Upon observing a cross or a high percentage the appropriate spectra should be examined and a decision made as to whether a further technical replicate should be produced. A few examples corresponding to Table 1 are shown in Figure 4. Here 5 duplicate spectra are shown both overlaid (on the same pair of axes) and adjacent to each other horizontally on separate axes. This is an example of the functionality afforded by the web tool which allows visual examination of duplicate spectra in a number of ways. This allows any spectra to be carefully and thoroughly examined.

Figure 4
figure 4

Duplicate proteomic profiles (technical replicates) of 5 biological samples in the study. In the left hand panel the first technical replicate is shown with the black solid line and the second technical replicate with the red dotted line and in the right hand panel the second technical replicate is shown with the black solid line and the first technical replicate with the red dotted line. The axes are equivalent in each plot and the mass axes apply to all plots.

The five example duplicate pairs of technical replicates in Figure 4 show a full range of situations identified by the QC tool. Sample 3965 is an example of a biological replicate with two very good technical replicates. In this case no parameters were flagged in any of the mass segments and also none of the peaks in any of the mass segments are declared as being significantly different. The final row of Figure 4 shows the other extreme with the first technical replicate of sample 4344 having no high intensity peaks and only some sinusoidal noise in the region 2–4 kDa whereas the second technical replicate produced a full spectrum. The row of Table 1 representing sample 4344 directly shows what can be seen in the plot of the spectra. In the mass segment between 2 and 4 kDa where there are few peaks, the TIC, normalised TIC and total number of peaks are not flagged as being different, but a problem is identified by the cross in the column indicating the total intensity of peaks and the 6% of peaks which are significantly different between the two spectra. The other three mass segments showed the problem more immediately with red crosses indicating problems in all of these segments which can be clearly seen in the final row of Figure 1. The malfunction in the replicate showing no spectrum was attributed to chip surface malfunction. The second and fourth rows of Figure 4, representing technical replicates for samples 4000 and 4021, show more subtle differences identified by the QC tool. Sample 4000 is not flagged by any of the QC parameters in any of the four mass segments.

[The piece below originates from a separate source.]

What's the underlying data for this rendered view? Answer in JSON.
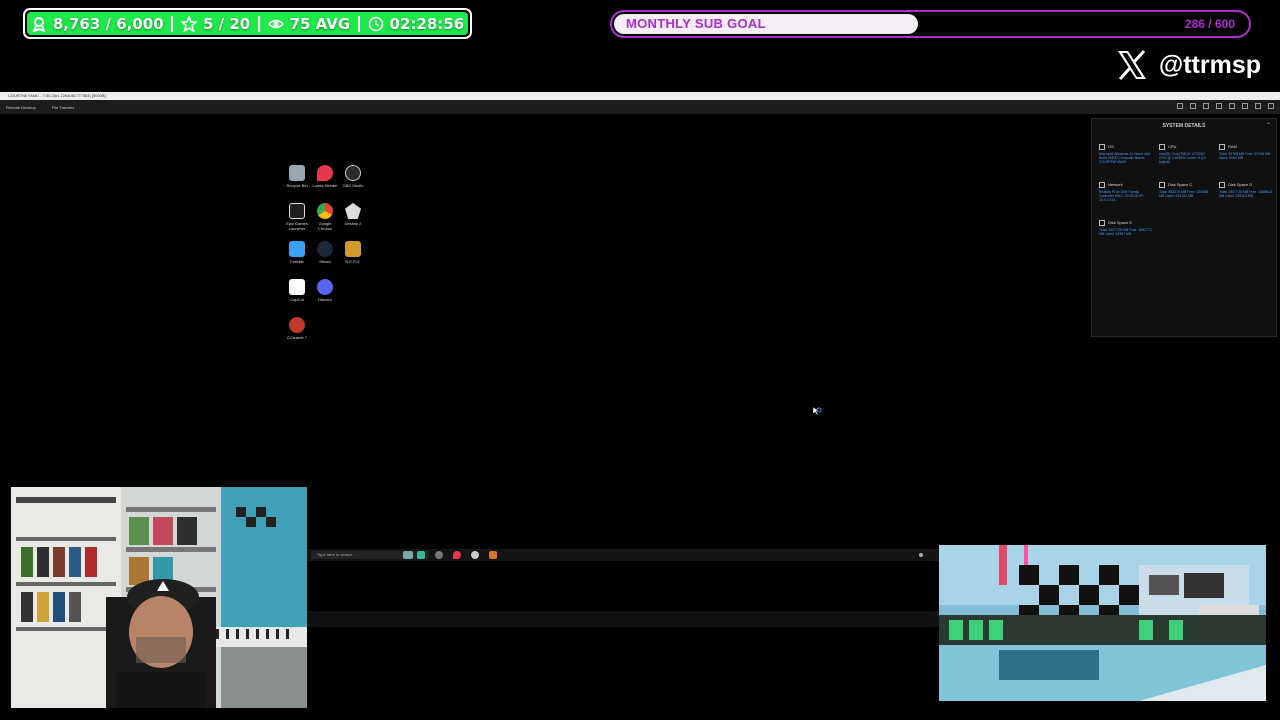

Instead it is the percentage of peaks which are significantly different that are flagged in 3 out of 4 mass segments. This is quite a common phenomenon which we believe is due to the difference in technical replicates being localised in very sharp peaks in the mass spectra which have a very minor area (in an integral sense) and hence not a large effect on the TIC or other derived QC variables. It is in this situation that the variable measuring the percentage of different peaks is most valuable. Sample 4021 shows a similar phenomenon, but localised only in the first mass segment. Sample 4008 shows a combination of these effects and is hence identified by both failure in the 4 main derived parameters and also in the percentage of peaks which are significantly different between the duplicate samples.

Final results

After full consideration of QC results 23 samples were selected as requiring a further technical replicate which were generated on 4 IMAC-Cu chips with a QC spot on each chip, as per standard protocol. The new samples were then compared with the identified poor pair of technical replicates and the best pair of these three technical replicates selected for use in subsequent analysis.

A further example

Figure 5 shows results for the CM10 ProteinChip part of the study of renal function. These plots are similar to those in Figure 1 which were described in Section 3.1 in that they are the results of the chip-to-chip QC. The equivalents figures for these results as Figure 1(A) and Figure 1(B) fail to show any systematic bias according to chip and spot. However, Figure 4(A) is different to the previously described experiment (c.f. Figure 1(C)) in that there are a number of projections of spectra which can be found on the edge of the three dimensional PCs space denoted by this panel of plots. In particular the QC spectra from chips 3, 5, 8, 9, 19 and 27 appear to be on the extremes of the space in all three plots. Additionally, these plots were shown to have Mahalanobis distances significantly different from zero in 6 dimensional PC space (p < 0.05, data not shown). In Figure 5(B) each of these spectra is shown along with the mean spectra formed by taking the mean over all data points from the spectra which make up the reference set (referred to in the legend as the reference spectrum). Spectra 3 and 5 quite clearly show a decrease in intensity to that observed in the reference spectrum in some of the larger peaks in conjunction with an increase in sinusoidal noise in the region between 2 and 4 kDa, making it apparent why these have been flagged by QC. Spectra 8, 9 and 19 are interesting in that they show a possibility of a drift in the calibration of the machine, evident in the larger peaks between 8 and 10 kDa. In spectra 9 and 19 this is exacerbated by a drop in the intensity in the 6–7 kDa region. Spectrum 27 similarly has a decreased intensity in some peaks, but not in the same manner as those in the other examples shown here. This demonstrates the flexibility of the PCA approach to QC identifying many different kinds of aberrant behaviour in the spectra through one device.

Figure 5
figure 5

Selected QC tool output for section of study of patients with different levels of renal function using CM10 ProteinChips. Panel (A) is similar to Figure 1 panel (C). Panel (B) shows the mean spectra obtained from samples in the reference set and also individual spectra which appear to be on the edge of the PC space in the PC plots in panel (A).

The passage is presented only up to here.